C’est un peu naturel qu’il lui consacre une superbe biographie. Un ouvrage d’autant plus essentiel que ceux de Michel Robert et de Thierry Groensteen, qui sont en fait des entrevues-fleuves, commencent à dater légèrement. D’avant son décès en 2010, faut-il préciser.

Si Jacques Martin a toujours fait preuve d’une incontestable rigueur historique dans ses bandes dessinées, il en est de même pour Patrick Gaumer. Avec la minutie d’un détective chevronné ou d’un journaliste d’enquête, le biographe, auteur d’excellentes monographies sur Rosinski et Tibet et bientôt sur Vance, propose un bouquin tout simplement passionnant et rigoureux comme un métronome. Chaque détail, chaque information, chaque anecdote est vérifié et contre-vérifié. Rien n’est laissé au hasard et sans aucune zone d’ombre.

Il faut dire qu’en mettant la main sur des documents que personne n’avait consultés auparavant, comme les archives de la famille Martin, l’auteur avait tout le matériel nécessaire pour bien restituer l’impressionnant parcours de ce géant du 9art franco-belge.

                                             


Le plus grand mérite de Gaumer est d’avoir su redonner, avec son écriture vivante et son choix judicieux d’anecdotes, au bédéiste, son humanité. En effet, jamais le biographe ne s’est laissé piéger par son statut emblématique. Tout comme il ne s’est pas laissé intimider par le Martin imprévisible, un tantinet ombrageux, prêt à se lancer dans la bagarre à tout moment et qui pardonne aussi rapidement qu’il s’emporte.

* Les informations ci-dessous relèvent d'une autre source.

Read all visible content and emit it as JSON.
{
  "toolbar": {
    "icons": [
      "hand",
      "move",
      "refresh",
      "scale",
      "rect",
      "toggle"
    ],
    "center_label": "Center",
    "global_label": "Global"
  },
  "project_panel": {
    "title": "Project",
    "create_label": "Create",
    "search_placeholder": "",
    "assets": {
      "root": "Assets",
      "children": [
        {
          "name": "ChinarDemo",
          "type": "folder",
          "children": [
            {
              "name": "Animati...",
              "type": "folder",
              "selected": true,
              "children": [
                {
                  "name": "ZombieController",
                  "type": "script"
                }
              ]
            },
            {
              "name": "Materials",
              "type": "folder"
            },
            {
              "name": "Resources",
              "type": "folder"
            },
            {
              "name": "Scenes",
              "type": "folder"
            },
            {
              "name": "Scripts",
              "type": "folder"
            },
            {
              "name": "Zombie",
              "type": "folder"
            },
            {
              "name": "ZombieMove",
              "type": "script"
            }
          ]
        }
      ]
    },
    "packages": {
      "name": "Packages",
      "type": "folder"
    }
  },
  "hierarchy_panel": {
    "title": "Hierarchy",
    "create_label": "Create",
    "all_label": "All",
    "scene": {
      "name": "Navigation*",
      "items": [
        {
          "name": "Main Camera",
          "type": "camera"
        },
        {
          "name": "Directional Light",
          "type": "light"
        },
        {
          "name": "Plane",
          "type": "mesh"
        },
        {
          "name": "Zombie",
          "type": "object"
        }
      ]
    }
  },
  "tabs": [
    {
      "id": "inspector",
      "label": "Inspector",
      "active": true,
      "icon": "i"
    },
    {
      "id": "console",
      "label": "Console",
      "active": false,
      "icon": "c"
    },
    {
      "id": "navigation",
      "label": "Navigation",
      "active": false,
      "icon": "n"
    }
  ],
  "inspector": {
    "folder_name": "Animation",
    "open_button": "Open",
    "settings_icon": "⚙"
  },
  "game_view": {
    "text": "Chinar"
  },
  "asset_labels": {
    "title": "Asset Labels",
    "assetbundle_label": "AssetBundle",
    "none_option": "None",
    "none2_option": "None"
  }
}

Il préfère s’attarder à l’homme derrière le mythe. Ce Martin fait de force, de fragilité, de doutes, d’angoisses et de blessures d’enfance qui ont peut-être teinté ses créations. Mais bon je me garde bien, comme Patrick Gaumer d’ailleurs, de tomber dans la psychanalyse de bazar.

Tout comme il aborde ce Martin un peu casse-cou qui aime prendre des risques et secouer, mais à sa façon, les cadres d’une société un peu coincée, emprisonnée dans sa morale et ses non-dits.

Nous trouvons aussi ce Martin respectueux, à l’écoute de ses admirateurs qu’il adorait rencontrer. Il pouvait discuter généreusement, même s’il aimait moins qu’ils remettent ses interprétations historiques en question. Il s’est même improvisé guide en 2004, alors qu’il n’était plus très jeune, pour une visite du château du Haut-Koenigsbourg dans son Alsace bien-aimée. Une visite qui devait être aussi impressionnante que passionnante.

Jacques Martin le voyageur du temps est un ouvrage fondamental pour bien comprendre Martin et son parcours. Une monographie incontournable, qui se lit comme un roman et qui ne tombe jamais dans l’hagiographie un peu bêbête ou dans la critique un brin méprisante. De celles qu’il a beaucoup reçu de la part de ces ratés sympathiques qu’on nomme critiques comme aimait le chanter Robert Charlebois.



Patrick Gaumer, Jacques Martin, le voyageur du temps, Casterman.